Fully aware that mere humans will be helpless in the face of the invasion, Nick Fury (Samuel L. Jackson), director of the international peace keeping agency S.H.I.E.L.D., begins assembling the Avengers, starting with Tony Stark (Robert Downing Jr.) and Steve Rogers (Chris Evans). He sends agent Natasha Romanoff (Scarlett Johansson) to lure the reclusive Dr. Bruce Banner (Mark Ruffalo) out of Calcutta. Meanwhile they wait for Thor to return from the outer regions of the universe.
Putting this much muscle—to say nothing of attitude—into one confined space comes at a price, one that Loki plays to his advantage when bickering breaks out between the superheroes. For audiences, some of the movie’s most memorable lines come out as these characters exchange quips and barbs with one another. But it takes a graphic and startling death to solidify the mission of Iron Man, Captain America, Thor, Black Widow and The Hulk.
Unfortunately most of the fun happens in the first acts of this movie as Director Joss Whedon juggles screen time for each of the Avengers. While working with a cast of this magnitude isn’t always easy, the story manages to give even viewers without a comic book background enough information to understand the action. However by the third act, the typical destroy Manhattan clichés are as plentiful as the swarms of mutant soldiers. And watching scores of innocent New Yorkers stumble through debris-clogged streets as buildings shudder and crumble has a feel of reality that isn’t always as entertaining as it is probably intended to be. While most depictions of violence include massive explosions, fantastic weaponry and the expected mayhem associated with alien invasions, some are more human and graphic. A man is attacked with a device that initially appears to extract his eyeball and another is run through the chest with a spear. More bloody injuries occur as hand-to-hand combat is engaged in. And in one scene, a character being repeatedly hit onto the ground like a rag doll plays as comedy.

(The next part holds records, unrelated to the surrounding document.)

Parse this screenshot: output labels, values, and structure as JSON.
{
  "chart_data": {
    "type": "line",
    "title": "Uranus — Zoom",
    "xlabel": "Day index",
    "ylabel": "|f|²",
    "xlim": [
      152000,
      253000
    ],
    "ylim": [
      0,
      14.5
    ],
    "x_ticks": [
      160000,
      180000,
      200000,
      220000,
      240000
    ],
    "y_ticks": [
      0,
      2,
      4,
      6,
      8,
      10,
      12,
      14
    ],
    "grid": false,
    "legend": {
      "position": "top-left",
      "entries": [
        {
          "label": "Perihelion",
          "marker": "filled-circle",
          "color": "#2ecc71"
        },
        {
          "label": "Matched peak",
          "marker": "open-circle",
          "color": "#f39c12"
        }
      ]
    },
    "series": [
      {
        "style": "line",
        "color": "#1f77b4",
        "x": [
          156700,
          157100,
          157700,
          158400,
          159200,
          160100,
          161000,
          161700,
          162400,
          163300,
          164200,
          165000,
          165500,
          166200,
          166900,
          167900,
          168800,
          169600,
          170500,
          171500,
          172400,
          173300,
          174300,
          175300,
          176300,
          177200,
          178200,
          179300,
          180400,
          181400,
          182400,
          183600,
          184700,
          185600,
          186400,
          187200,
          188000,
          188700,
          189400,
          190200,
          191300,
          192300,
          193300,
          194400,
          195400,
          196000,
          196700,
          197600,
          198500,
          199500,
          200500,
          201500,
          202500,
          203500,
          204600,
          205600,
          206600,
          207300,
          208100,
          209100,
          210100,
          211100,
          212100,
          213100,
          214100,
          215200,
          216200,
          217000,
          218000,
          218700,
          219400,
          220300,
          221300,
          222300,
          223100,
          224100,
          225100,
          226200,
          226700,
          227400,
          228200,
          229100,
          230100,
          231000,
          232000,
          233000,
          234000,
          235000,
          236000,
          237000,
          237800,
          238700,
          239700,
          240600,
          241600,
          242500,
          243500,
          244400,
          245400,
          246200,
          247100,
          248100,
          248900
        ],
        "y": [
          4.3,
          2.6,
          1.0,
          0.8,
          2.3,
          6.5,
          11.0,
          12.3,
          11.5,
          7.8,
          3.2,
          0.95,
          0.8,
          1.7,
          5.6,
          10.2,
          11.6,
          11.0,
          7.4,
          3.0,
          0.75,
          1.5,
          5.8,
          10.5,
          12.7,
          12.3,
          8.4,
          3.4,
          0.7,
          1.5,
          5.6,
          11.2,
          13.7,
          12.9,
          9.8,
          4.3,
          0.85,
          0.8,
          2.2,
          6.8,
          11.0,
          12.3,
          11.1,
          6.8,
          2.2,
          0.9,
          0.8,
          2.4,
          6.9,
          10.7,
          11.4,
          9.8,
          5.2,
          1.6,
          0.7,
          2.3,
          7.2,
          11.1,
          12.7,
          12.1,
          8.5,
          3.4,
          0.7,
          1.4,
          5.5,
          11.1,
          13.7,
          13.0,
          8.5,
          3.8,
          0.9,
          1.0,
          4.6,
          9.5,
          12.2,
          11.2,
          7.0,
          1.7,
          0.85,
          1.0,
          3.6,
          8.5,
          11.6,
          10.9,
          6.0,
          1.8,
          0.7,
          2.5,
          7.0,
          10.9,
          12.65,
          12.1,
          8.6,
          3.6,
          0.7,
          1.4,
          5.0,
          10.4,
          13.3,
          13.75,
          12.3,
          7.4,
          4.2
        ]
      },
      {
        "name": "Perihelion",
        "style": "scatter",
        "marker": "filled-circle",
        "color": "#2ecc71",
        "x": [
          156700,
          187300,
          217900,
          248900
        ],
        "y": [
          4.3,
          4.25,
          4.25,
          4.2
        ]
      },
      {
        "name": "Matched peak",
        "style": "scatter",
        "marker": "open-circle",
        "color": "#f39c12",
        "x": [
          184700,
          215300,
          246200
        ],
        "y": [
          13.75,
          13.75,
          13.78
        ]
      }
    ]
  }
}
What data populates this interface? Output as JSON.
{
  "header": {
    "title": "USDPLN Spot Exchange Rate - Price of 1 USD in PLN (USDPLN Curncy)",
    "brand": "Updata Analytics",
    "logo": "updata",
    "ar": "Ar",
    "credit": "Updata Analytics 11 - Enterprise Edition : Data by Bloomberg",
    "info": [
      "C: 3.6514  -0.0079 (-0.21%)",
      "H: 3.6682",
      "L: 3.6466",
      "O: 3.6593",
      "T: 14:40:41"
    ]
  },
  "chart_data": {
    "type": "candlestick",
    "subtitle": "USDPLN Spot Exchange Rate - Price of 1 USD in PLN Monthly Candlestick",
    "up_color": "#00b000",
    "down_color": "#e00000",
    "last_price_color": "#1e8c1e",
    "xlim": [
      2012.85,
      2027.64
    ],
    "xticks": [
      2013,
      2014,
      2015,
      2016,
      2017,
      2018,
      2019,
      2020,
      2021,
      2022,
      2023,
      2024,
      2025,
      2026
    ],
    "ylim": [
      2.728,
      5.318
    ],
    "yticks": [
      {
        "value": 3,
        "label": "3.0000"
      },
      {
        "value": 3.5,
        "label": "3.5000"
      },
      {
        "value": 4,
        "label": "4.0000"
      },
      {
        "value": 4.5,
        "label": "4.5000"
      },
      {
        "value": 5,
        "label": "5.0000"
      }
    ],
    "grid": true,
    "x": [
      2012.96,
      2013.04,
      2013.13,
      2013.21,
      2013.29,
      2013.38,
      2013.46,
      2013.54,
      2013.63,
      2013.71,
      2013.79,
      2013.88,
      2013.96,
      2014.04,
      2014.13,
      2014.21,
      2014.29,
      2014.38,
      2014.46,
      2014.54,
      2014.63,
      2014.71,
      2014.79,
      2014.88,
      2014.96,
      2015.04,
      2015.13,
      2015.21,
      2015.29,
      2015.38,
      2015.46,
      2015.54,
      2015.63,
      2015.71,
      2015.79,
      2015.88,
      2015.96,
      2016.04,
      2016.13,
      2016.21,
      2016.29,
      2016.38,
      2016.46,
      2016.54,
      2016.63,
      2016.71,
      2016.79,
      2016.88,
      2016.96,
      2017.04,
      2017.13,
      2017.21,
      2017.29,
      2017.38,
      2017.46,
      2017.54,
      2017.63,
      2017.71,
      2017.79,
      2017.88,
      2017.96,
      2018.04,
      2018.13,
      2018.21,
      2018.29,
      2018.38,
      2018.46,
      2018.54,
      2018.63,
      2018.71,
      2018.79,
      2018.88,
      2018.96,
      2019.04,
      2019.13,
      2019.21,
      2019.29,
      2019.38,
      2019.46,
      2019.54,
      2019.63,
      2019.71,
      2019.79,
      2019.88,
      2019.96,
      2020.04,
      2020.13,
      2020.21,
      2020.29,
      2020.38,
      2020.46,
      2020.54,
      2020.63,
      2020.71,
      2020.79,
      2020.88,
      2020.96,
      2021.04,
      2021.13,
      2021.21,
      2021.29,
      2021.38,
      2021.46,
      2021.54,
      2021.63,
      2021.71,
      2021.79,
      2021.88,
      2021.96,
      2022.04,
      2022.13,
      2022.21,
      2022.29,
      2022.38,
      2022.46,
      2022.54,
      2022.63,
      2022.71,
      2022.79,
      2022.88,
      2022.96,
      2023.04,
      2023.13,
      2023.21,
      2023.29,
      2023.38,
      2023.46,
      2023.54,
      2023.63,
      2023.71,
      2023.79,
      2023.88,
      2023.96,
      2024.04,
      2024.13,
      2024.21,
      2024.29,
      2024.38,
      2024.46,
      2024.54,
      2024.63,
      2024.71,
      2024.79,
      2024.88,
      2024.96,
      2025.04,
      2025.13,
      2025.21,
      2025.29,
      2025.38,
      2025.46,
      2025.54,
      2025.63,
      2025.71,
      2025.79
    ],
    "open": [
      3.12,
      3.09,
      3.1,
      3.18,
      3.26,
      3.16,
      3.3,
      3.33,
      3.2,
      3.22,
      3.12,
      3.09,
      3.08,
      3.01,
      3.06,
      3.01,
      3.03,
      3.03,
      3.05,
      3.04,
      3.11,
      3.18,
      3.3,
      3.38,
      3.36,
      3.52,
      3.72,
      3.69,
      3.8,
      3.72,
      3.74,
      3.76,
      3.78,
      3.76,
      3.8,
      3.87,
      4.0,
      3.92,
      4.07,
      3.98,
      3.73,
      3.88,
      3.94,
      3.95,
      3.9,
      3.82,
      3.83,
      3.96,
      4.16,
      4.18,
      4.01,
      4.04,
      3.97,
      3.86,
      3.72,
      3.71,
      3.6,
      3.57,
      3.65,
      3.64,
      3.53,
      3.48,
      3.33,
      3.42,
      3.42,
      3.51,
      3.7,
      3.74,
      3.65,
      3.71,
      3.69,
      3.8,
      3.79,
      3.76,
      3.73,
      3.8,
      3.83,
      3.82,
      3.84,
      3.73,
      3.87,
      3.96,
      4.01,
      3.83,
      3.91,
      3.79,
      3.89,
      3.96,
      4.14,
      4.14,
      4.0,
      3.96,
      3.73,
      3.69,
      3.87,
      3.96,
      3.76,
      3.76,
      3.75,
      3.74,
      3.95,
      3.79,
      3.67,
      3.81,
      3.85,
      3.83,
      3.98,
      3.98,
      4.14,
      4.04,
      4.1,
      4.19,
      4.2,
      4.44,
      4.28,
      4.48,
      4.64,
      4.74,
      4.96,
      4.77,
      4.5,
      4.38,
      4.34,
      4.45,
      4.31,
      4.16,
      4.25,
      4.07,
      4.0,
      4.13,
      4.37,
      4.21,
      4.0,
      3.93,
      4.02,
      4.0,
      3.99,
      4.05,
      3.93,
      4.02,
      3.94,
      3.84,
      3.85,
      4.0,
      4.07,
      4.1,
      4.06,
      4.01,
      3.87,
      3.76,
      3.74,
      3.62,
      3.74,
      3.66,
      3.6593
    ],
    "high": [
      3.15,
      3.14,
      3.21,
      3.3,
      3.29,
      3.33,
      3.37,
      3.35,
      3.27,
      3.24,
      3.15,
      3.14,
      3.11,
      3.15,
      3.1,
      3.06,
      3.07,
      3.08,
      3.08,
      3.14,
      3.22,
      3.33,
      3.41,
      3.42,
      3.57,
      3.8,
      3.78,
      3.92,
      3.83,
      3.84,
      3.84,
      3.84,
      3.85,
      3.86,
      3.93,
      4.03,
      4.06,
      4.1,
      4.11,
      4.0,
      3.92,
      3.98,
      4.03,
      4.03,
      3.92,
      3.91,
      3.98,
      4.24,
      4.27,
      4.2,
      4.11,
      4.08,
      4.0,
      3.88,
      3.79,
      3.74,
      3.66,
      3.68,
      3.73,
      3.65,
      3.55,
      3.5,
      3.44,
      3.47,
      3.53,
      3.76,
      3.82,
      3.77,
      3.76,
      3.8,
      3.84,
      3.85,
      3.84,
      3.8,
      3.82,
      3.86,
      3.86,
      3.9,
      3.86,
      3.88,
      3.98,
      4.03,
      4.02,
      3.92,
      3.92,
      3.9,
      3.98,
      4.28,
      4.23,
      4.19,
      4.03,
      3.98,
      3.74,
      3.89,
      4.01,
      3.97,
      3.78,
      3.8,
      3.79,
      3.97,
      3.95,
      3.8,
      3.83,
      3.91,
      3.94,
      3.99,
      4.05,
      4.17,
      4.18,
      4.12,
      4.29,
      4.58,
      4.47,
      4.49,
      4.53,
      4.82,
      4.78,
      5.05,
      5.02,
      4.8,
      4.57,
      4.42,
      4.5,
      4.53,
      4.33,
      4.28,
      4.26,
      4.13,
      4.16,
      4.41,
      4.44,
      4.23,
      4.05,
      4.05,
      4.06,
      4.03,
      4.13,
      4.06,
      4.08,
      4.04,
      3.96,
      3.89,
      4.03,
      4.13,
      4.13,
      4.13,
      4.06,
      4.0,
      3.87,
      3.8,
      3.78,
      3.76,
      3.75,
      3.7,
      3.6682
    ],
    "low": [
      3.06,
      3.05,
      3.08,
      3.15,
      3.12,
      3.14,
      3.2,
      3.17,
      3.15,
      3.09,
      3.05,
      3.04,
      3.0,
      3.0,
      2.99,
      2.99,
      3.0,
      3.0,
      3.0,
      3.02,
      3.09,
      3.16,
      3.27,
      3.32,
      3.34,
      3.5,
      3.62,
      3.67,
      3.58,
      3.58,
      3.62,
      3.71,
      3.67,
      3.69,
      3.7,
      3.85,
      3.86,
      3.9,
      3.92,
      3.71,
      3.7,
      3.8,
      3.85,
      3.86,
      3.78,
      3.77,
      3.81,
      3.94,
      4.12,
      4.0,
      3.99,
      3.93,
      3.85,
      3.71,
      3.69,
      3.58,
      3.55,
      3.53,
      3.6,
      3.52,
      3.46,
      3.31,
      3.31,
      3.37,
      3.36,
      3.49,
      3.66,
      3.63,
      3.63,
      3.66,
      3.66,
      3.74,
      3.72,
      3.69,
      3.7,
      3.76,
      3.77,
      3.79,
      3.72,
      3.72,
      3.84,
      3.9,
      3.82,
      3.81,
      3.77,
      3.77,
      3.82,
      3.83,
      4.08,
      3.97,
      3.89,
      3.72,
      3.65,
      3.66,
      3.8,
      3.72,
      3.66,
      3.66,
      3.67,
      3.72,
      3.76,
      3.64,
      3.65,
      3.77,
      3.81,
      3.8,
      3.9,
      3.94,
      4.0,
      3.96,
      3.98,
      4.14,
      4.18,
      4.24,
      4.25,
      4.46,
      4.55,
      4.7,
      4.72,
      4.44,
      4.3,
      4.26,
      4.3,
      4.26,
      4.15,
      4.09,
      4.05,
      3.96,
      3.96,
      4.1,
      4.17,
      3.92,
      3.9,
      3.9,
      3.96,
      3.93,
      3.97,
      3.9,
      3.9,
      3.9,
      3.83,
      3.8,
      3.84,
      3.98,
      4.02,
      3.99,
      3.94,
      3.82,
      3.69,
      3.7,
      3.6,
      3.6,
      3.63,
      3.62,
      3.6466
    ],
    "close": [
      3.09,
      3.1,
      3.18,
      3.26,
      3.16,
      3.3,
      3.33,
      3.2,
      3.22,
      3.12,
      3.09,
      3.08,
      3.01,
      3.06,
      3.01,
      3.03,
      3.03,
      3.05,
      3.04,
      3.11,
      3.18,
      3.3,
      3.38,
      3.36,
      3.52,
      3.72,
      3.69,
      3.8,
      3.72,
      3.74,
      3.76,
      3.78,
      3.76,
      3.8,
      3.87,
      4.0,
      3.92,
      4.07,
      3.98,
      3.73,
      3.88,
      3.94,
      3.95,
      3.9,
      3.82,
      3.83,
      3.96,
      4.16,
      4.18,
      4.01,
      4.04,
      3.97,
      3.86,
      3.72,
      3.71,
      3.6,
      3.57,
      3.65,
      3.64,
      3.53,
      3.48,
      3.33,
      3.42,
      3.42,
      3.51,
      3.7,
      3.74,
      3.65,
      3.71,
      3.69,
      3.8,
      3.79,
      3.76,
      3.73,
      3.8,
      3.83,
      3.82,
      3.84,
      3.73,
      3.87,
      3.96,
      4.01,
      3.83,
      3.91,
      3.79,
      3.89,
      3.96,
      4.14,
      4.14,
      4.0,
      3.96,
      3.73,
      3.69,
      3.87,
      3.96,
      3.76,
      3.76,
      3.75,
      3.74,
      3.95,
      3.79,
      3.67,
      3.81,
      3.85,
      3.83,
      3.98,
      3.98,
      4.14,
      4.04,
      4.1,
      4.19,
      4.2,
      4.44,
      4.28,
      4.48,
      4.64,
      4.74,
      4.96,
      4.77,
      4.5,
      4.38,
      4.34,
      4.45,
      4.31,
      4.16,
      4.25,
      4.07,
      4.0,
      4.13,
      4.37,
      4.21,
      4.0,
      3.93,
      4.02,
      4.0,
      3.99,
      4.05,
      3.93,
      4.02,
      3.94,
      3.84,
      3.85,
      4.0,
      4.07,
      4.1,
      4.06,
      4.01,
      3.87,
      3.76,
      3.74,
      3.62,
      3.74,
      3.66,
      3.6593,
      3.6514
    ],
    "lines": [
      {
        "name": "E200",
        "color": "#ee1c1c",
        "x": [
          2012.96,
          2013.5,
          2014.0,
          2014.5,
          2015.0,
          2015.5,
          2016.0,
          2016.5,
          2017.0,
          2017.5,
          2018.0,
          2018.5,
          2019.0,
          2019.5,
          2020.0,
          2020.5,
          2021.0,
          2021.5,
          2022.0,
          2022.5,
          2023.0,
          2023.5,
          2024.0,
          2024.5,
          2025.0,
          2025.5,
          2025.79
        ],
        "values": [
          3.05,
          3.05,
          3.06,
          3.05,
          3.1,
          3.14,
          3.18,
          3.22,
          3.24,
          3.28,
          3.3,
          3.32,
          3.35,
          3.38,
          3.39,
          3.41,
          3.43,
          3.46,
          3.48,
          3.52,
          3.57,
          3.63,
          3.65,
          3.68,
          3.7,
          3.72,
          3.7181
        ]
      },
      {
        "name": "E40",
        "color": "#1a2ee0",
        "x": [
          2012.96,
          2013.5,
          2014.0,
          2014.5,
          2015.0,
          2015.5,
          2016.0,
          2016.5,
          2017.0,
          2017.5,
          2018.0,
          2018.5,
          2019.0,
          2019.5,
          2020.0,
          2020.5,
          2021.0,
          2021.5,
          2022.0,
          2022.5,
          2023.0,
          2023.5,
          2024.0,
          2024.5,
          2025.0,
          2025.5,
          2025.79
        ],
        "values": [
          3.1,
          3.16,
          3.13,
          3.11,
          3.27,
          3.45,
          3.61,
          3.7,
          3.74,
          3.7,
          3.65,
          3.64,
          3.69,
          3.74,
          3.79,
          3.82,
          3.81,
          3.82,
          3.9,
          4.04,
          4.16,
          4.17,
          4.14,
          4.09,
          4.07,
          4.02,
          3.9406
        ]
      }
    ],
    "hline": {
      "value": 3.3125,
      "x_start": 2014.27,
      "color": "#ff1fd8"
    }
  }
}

Set to be the first big blast for the summer 2012 movie season, Marvel’s The Avengers promises and provides plenty of big screen action. Yet parents of children and tweens may want to push pause before taking their kids to see the superabundant amounts of violence employed by these avenging superheroes.Directed by Joss Whedon. Starring Robert Downey Jr., Chris Evans, Scarlett Johansson, Jeremy Renner, Chris Hemsworth. Running time: 143 minutes. Theatrical release May 4, 2012. Updated July 8, 2016
Get details on profanity, sex and violence in Marvel’s The Avengers here.
Marvel’s The Avengers Parents Guide
What strengths does each of the Avengers bring to this assembly? What role do egos play in this group? What attitudes do they have to overcome in order to work together? If you were a superhero would it be difficult to be a team player?
How do Captain America’s views and morals differ from some of the other characters? Why is that?
How does this script employ the literary theme of god vs. man? What advantages do the humans seem to have over the gods? Why is this theme recurrent in literature and other entertainment?
How does Bruce Banner deal with his anger? Is it important to find positive ways to overcome weaknesses?